As one entrepreneur at a networking event recently said, "You're 23 years old with your whole life ahead of you and all you can dream of is to be a public servant?
It makes one think, innit?
There's a lot of truth in the materials you've shared. I think most of them rather hit the nail on the head. I'm not Spanish, and I'm no expert in Spanish history and culture either. But the arguments against the uninspiring educational system and the legacy of nearly four decades of dictatorship do strike a chord, in my humble opinion.
ReplyDeleteYet, I think that the materials you've shared miss one fundamental point: the mentioned surveys seem to be focused only on one section of the examined population, the so called Generation Y, thus dealing only with those very youths that do stay home, dreaming of ending out landing a job as civil servants or in one of the (few) big national corporations. I'm of the opinion that those surveys fail to take into account all those cohorts of highly skilled, learned and experienced Spanish young adults equipped with enough ambition and entrepreneurship who do flee, on a yearly basis, to seek better paid jobs or to set up their own businesses elsewhere, in a country that allows them to dream, to experiment, to innovate. The same can be said, with little or no difference, of their Italian peers. Since the outbreak of the financial crisis back in 2008, hundreds of thousands of Italian youngsters have moved abroad, most of them settling down in London and Germany, many others have travelled all the way to Australia, the last frontier, the ultimate promised land. Did they lack entrepreneurship or ambition? Far from it. They simply found countries with fewer obstacles that hinder their projects and a more efficient bureaucracy to assist them.
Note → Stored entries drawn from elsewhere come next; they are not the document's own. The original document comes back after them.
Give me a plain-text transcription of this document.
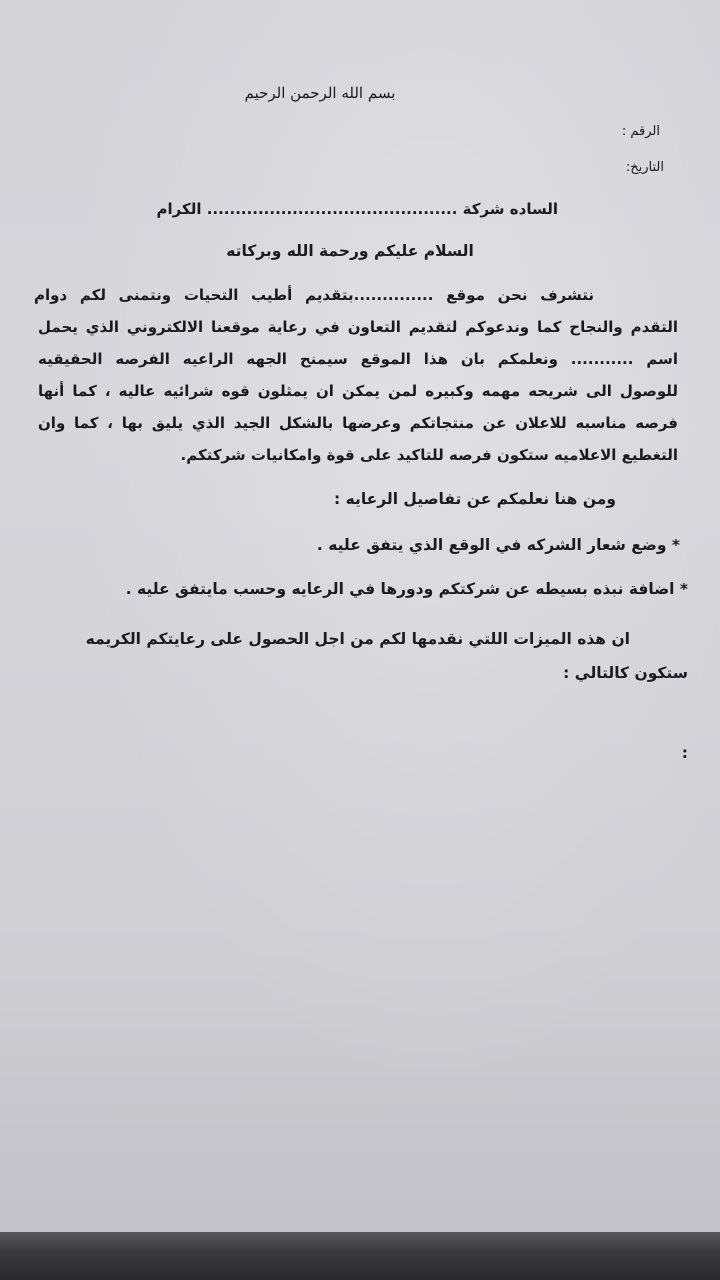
بسم الله الرحمن الرحيم
الرقم :
التاريخ:
الساده شركة ............................................ الكرام
السلام عليكم ورحمة الله وبركاته
نتشرف نحن موقع ..............بتقديم أطيب التحيات ونتمنى لكم دوام
التقدم والنجاح كما وندعوكم لتقديم التعاون في رعاية موقعنا الالكتروني الذي يحمل
اسم ........... ونعلمكم بان هذا الموقع سيمنح الجهه الراعيه الفرصه الحقيقيه
للوصول الى شريحه مهمه وكبيره لمن يمكن ان يمثلون قوه شرائيه عاليه ، كما أنها
فرصه مناسبه للاعلان عن منتجاتكم وعرضها بالشكل الجيد الذي يليق بها ، كما وان
التغطيع الاعلاميه ستكون فرصه للتاكيد على قوة وامكانيات شركتكم.
ومن هنا نعلمكم عن تفاصيل الرعايه :
* وضع شعار الشركه في الوقع الذي يتفق عليه .
* اضافة نبذه بسيطه عن شركتكم ودورها في الرعايه وحسب مايتفق عليه .
ان هذه الميزات اللتي نقدمها لكم من اجل الحصول على رعايتكم الكريمه
ستكون كالتالي :
:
All in all, I wouldn't be so harsh with most south European millennials. They don't seem neither less ambitious nor less skilled than their fathers – it's quite the opposite, I guess – they just happen to have been born into a pretty different world. In fact, they are much more similar to their grandfathers, who faced famine and tried their fortune migrating to faraway continents in order to survive – than to their fathers, who took advantage of the postwar economic and demographic boom.
Not that I know much in this subject, but it's good to see your point of view. Perhaps they also need some good technological solutions, like microsoft dynamics ax software which I implemented a while ago.
ReplyDeleteI do agree with the evidence that Spaniards have a lack of skills when it comes to starting up a business. It's not our strong suit. But otherwise, we shouldn't look down on public servants' jobs. We would do a disservice to teachers, policemen, doctors and so on. He who wants to be a public servant in order not to work, he had better look for a different job, for the good of our society.